Sorry, actually i meant for 10 or 9 years . What did i write without even thinking , thanks for bringing that up, or their would be a lot of people thinking me as wise guy. haha..... You do go through the threads/reply of others do you...
I had win7 installed on the Eee PC Ive been playing with. I now have Win8Ent on it and it is surprisingly much faster than Win7 was. The poor thing runs 900mhz celeron with 1gb mem. The only major issue is the graphics. The machine is only capable of 1024x600 and Win8 apps need 1024x768 minimum. I tried using the Display1_DownScalingEnabled with no luck. But XP is just about perfect for the lil'bugger. Win8 is on it, just because lol
I was suprised at the poll at how many people plan to continue to use XP. Everyone I deal with I recommend they upgrade simply because most end users don't know enough to track security holes, etc... that may pop up in the future after EOL. Personally I ditched XP a long time ago. I would be curious if anyone will be tracking OS usage after the EOL for XP, but I wouldn't be suprised to see a lot of XP Computers still in use. I remember when 98 went EOL and people were still using it with no plans to upgrade.
But I would have voted yes. And I just recommended my 84 year old dad to continue using XP, or, if he needs another computer, use Linux or Apple.
My video camera doesn't like Win7, so on my desktop PC I have WinXP Pro SP3 and I love it. I'll still be using it on this PC until this PC will die on me.
Apart from virtual machines, I won't be using it. I was able to upgrade my old laptop's RAM from 256 MB to 1 GB, and install Windows 7 on it. Although it doesn't support Windows Aero, it seems to run 7 faster than XP (XP still run slowly after the RAM upgrade).
Well,IMO ,XP won't die down easily for Enterprise Appliacations . Software like IBM Maximo ,Oracle 10g Dev suite ,etc . were designed for XP .Since most people at my workplace don't even know that an XP mode exists in Windows 7 ,they are not bothered on getting a new system formatted with it . End of support can just not deter people to stop using it ,unless company's IT make an aggressive push to stop .
I voted yes, I'm skilled at security and don't get onto those dangerous websites plus I have protection. I did however make the mistake of trying the directx 10 for xp pre fix 3. It didn't work and caused issues with net framework. Long story short, I fixed it and I'm okay again. DX9 is good enough for me anyway with my gpu which is an ati radeon hd 4200 so any dx10 game would really not run the best anyway with it. Now if I were to buy a Sager gaming laptop with 2gb of Vram and yes I'd use win7 for DX10. But this laptop I have now is more faster running winxp then win7. So I do not plan on changing it, I've already been through the cycle of vista, 7, 8, linux mint, and back to XP now. And believe me, if Linux had better Directx 9 and 10 support than I would of stayed with it since its an amazing OS. Anyway, yeah Xp is best, if someone could just port DX10 to it then I would still use it when I do buy that 1000$ Sager gaming laptop.
I haven't used Windows XP since 2011. New programs already have or will soon drop support for Windows XP. Come on, people.
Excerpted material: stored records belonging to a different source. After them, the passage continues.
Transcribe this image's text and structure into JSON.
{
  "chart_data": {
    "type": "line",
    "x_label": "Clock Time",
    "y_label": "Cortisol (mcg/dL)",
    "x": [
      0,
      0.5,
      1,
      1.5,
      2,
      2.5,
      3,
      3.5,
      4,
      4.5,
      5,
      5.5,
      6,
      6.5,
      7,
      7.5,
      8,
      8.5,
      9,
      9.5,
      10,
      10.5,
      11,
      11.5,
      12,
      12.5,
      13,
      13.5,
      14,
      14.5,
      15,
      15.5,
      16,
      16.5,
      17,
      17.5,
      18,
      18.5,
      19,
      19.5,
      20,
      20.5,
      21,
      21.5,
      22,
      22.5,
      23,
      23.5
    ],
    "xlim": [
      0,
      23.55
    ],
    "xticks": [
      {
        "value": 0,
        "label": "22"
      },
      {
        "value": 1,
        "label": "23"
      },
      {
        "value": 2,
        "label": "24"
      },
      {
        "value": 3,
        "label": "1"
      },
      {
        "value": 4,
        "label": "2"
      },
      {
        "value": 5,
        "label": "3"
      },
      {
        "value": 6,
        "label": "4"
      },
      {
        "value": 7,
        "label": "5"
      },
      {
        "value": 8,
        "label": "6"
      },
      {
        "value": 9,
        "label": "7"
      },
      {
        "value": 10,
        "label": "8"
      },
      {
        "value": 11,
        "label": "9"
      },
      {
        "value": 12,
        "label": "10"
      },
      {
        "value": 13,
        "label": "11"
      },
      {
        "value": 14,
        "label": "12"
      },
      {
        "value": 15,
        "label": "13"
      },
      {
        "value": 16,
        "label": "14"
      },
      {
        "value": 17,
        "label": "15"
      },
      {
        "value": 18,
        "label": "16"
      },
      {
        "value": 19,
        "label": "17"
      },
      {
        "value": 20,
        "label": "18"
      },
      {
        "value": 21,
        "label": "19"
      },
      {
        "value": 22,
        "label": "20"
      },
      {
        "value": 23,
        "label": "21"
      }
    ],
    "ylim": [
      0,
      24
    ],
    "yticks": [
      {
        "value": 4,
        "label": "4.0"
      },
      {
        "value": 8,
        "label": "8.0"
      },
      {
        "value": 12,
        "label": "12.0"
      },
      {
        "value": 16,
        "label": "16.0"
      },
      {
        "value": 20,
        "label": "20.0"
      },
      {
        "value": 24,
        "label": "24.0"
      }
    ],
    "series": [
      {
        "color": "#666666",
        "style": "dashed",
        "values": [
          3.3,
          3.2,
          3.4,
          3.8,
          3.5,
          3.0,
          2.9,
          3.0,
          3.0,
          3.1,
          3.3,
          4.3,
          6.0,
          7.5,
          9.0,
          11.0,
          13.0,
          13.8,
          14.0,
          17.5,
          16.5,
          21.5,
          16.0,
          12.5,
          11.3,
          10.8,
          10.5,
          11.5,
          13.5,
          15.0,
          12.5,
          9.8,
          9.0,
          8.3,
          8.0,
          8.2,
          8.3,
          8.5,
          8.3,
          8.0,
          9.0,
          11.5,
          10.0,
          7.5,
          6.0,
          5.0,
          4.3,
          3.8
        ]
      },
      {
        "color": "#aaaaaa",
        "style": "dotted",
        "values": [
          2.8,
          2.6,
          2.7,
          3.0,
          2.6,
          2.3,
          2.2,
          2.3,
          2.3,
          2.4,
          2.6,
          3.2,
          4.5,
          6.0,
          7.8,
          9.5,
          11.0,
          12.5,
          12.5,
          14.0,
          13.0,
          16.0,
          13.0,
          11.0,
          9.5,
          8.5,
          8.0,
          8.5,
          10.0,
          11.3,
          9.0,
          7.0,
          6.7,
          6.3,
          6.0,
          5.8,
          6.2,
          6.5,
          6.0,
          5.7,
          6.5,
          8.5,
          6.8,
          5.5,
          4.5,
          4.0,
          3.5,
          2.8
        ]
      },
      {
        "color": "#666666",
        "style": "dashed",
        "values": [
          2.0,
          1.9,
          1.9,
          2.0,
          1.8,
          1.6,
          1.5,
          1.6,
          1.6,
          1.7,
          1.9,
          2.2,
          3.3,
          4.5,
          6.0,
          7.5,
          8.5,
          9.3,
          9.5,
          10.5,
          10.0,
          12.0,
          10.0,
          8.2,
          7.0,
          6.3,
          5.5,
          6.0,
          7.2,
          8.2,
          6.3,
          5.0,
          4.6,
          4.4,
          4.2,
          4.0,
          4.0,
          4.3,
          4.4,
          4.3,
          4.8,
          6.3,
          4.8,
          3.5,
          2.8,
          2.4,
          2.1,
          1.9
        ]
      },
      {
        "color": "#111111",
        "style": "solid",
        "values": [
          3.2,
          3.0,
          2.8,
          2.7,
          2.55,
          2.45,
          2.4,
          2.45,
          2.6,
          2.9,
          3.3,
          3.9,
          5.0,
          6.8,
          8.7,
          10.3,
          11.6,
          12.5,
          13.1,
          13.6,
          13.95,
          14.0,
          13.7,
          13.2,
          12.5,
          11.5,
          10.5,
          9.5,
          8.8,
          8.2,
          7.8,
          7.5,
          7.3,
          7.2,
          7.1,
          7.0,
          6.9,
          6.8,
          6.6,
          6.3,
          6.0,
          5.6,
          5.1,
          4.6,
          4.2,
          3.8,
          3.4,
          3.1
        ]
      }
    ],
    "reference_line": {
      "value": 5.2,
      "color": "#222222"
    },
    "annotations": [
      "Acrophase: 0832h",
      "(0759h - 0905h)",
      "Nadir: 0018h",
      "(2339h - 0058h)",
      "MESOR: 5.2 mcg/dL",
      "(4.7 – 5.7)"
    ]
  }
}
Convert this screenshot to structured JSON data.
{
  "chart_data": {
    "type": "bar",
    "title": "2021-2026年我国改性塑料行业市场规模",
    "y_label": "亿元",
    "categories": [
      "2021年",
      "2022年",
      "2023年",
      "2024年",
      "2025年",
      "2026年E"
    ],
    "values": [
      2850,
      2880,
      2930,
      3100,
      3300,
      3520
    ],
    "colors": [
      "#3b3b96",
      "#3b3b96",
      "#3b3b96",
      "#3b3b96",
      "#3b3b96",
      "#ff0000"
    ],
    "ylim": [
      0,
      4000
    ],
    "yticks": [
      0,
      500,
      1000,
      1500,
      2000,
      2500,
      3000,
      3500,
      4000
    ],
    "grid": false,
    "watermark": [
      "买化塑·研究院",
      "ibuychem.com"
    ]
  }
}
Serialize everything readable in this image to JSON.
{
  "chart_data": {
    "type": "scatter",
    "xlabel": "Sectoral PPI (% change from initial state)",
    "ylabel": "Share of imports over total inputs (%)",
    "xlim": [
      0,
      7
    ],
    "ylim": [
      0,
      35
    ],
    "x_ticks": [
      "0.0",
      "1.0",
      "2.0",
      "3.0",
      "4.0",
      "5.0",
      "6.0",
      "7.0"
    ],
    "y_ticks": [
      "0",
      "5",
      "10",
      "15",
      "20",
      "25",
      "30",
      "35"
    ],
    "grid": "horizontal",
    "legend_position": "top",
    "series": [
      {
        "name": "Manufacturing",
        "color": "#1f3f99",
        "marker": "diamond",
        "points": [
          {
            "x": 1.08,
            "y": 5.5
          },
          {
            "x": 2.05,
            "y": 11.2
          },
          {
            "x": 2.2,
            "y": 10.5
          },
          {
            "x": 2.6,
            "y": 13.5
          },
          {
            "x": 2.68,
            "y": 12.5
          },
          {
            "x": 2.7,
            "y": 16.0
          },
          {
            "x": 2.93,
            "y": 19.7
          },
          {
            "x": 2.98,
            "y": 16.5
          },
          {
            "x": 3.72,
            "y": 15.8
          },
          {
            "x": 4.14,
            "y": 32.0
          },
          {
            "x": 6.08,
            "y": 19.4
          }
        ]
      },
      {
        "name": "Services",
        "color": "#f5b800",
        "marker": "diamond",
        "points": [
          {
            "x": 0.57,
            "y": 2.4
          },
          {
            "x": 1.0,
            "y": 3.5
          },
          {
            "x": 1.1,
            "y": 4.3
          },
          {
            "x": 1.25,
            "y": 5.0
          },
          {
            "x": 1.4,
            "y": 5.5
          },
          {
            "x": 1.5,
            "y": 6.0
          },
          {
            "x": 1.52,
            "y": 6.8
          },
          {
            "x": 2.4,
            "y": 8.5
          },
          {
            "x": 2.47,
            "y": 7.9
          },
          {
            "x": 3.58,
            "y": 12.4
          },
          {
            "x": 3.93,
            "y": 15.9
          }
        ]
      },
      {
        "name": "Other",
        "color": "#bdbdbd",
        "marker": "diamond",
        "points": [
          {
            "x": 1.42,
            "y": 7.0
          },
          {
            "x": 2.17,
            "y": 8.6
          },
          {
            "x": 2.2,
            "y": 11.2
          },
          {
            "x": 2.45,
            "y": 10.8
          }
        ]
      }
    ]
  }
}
It's a really old operating system. Time to move on! Update to Windows 7.
exactly. Plus XP cannot make use of more than 3.2 GB RAM and sucks at utilizing multi-core CPUs. It's just an outdated OS that served its time well. Time to move on. And the XP 64-Bit is a rubbish OS which was not completely baked anyway
Honestly, OS is NOT important. It is what one gets out of it. If it does all that one wants then it is a good OS. And it makes no difference if it is Windows, Linux, OS X or whatever! And not defending anything, but XP was brilliant OS, easy to manage, with lots of old software that runs perfectly fine on it, but will NOT on later versions (some software, especially education can NOT be upgraded, because no upgrades were produced and often the original company does not exist any longer) So geekines aside, not necessary all never must be better sebus
I guess I will use Windows XP in one of my computers, where I maintain legacy software. In other computers I will use newer Windows. Today I use Windows XP, Windows 7 and Windows 8 (in different computers). I guess I will continue this also in 2014, but don't know after that. If Microsoft releases a Windows 9, and it is very good, I will probably change Windows 8 to the new Windows 9.
I agree with you. But one thing that worries me is that if Microsoft ends the security updates for Windows XP, the risk of getting virus / malware may increase a lot. So after 2014 it can be dangerous to have Windows XP connected to the Internet.